By:
September 5, 2002

Dr. Ink doesn’t watch much television on Sunday morning. Like other mainstream, middle-class Americans he and his wife Inka are:


1. Still asleep.
2. Makin’ whoopee.
3. Still asleep.
4. Out for breakfast.
5. In church.
6. Still asleep.


For some reason, the Domingo Doc found himself in front of the tube tuned in to CBS Sunday Morning. This show used to be hosted by the on-the-road guy (Charles Kuralt) and is now run by the news-poet guy (Charles Osgood). Though Kuralt is dead, Osgood is very much alive, though he represents a dying breed.


But Doc’s hope is that CBS Sunday Morning will go on at least until Osgood climbs the golden staircase. In short, Dr. Ink was blown away by the quality of storytelling on CBS last Sunday morning, by the length and depth of pieces, by their careful and respectful pace, by their poetic marriage of words and visuals.


Doc’s normal reflex would be to click his remote to ESPN, but he couldn’t pull the trigger, not in the face of such excellent work by CBS. One piece told the story of how Hershey Chocolate may be sold to Nestle. Conventional wisdom proclaims that television is primarily an emotional medium, one in which complexity is difficult to communicate. The Hershey piece showed the shallowness of that argument.


Combining a Rockwellian sense of place with some nifty images of chocolate manufacturing with some old-fashioned number crunching, the CBS story revealed a complex relationship between a town and the company that gave it its identity. It was feature writing merged with business writing merged with cultural reporting.
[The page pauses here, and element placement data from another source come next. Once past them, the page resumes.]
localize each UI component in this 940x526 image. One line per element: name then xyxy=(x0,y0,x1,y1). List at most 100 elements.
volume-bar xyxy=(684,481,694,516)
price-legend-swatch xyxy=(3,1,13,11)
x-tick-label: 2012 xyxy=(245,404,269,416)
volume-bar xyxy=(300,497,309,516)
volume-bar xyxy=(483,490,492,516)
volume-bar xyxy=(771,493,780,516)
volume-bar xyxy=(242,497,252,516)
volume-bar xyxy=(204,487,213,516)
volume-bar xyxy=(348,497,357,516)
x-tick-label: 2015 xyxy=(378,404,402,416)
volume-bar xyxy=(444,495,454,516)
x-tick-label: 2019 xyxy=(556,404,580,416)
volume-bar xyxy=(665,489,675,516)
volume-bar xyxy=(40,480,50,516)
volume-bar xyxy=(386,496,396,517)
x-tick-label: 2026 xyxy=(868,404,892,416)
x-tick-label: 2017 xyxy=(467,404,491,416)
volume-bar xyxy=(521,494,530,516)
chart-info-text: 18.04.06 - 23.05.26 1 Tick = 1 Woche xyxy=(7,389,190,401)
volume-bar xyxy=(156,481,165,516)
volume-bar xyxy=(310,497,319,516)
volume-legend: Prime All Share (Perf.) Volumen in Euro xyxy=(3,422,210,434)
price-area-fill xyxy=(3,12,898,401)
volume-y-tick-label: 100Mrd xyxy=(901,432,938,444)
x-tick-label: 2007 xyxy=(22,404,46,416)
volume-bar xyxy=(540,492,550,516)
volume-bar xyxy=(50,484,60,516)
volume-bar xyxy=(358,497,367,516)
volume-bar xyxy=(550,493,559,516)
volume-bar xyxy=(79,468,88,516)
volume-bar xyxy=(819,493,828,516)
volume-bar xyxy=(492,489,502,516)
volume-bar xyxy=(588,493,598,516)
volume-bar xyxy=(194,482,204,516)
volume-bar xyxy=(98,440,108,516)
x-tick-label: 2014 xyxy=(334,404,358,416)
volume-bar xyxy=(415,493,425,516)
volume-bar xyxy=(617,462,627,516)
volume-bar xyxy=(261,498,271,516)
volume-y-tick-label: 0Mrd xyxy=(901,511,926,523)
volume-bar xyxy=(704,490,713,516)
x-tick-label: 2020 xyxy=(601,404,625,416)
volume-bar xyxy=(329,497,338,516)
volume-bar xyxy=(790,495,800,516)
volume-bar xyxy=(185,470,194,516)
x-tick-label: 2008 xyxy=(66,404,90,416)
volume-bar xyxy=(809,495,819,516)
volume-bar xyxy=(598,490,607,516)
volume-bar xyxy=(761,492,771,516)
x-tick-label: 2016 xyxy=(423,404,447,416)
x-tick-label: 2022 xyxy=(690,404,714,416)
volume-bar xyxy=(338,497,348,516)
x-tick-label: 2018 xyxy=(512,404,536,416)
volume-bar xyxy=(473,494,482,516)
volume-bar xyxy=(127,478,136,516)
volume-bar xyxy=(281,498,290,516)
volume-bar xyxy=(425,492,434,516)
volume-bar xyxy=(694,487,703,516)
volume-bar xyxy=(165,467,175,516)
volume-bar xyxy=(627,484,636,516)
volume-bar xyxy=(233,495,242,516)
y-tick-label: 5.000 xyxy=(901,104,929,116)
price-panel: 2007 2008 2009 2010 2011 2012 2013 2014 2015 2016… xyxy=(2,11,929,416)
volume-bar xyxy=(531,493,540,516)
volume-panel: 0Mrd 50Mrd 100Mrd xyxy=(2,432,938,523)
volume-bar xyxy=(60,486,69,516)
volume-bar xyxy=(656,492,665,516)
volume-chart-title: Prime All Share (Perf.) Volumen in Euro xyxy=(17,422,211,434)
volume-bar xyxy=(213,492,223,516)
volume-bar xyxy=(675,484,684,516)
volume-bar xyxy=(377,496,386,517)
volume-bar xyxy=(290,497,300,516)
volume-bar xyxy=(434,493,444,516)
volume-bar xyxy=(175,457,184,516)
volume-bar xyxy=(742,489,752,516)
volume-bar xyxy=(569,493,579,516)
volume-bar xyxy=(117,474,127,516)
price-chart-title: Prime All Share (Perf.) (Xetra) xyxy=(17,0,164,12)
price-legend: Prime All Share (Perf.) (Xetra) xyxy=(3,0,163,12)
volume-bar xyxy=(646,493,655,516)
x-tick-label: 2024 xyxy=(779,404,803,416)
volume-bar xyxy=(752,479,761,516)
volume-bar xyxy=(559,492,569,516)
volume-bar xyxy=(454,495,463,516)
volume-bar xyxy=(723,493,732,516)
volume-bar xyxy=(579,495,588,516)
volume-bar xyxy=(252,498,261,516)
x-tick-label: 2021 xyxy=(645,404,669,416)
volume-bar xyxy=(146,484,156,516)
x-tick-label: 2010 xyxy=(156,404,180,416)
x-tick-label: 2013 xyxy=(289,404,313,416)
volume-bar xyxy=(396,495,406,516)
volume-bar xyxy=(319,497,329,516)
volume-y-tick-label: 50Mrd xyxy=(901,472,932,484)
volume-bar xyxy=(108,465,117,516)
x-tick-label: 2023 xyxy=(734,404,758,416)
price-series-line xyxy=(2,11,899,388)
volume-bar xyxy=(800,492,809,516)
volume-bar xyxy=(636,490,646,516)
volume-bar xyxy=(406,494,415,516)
“Wow,” thought Doc as his complexion started to break out from visual exposure to all that chocolate. “What could top that?”


What followed was another excellent feature, this one a television obituary of the great jazz musician Lionel Hampton. Using archival footage, the producers created a beautiful tapestry of a life well spent. Not only did the piece let us see and hear a jazz legend at various stages of his career, but we learned what an important contribution he and his fellow musicians, black and white, made toward the eventual destruction of American apartheid.


Dr. Ink was so enthusiastic about these stories that he rushed to work to share what he had seen with his colleague Al Tompkins. Al wondered aloud if there wasn’t some inverse relationship between the quality of news presentation and the size of the audience. A “small” audience like the ones served by NPR or CBS Sunday Morning seem to get some of the best storytelling we know how to offer. What’s up with that?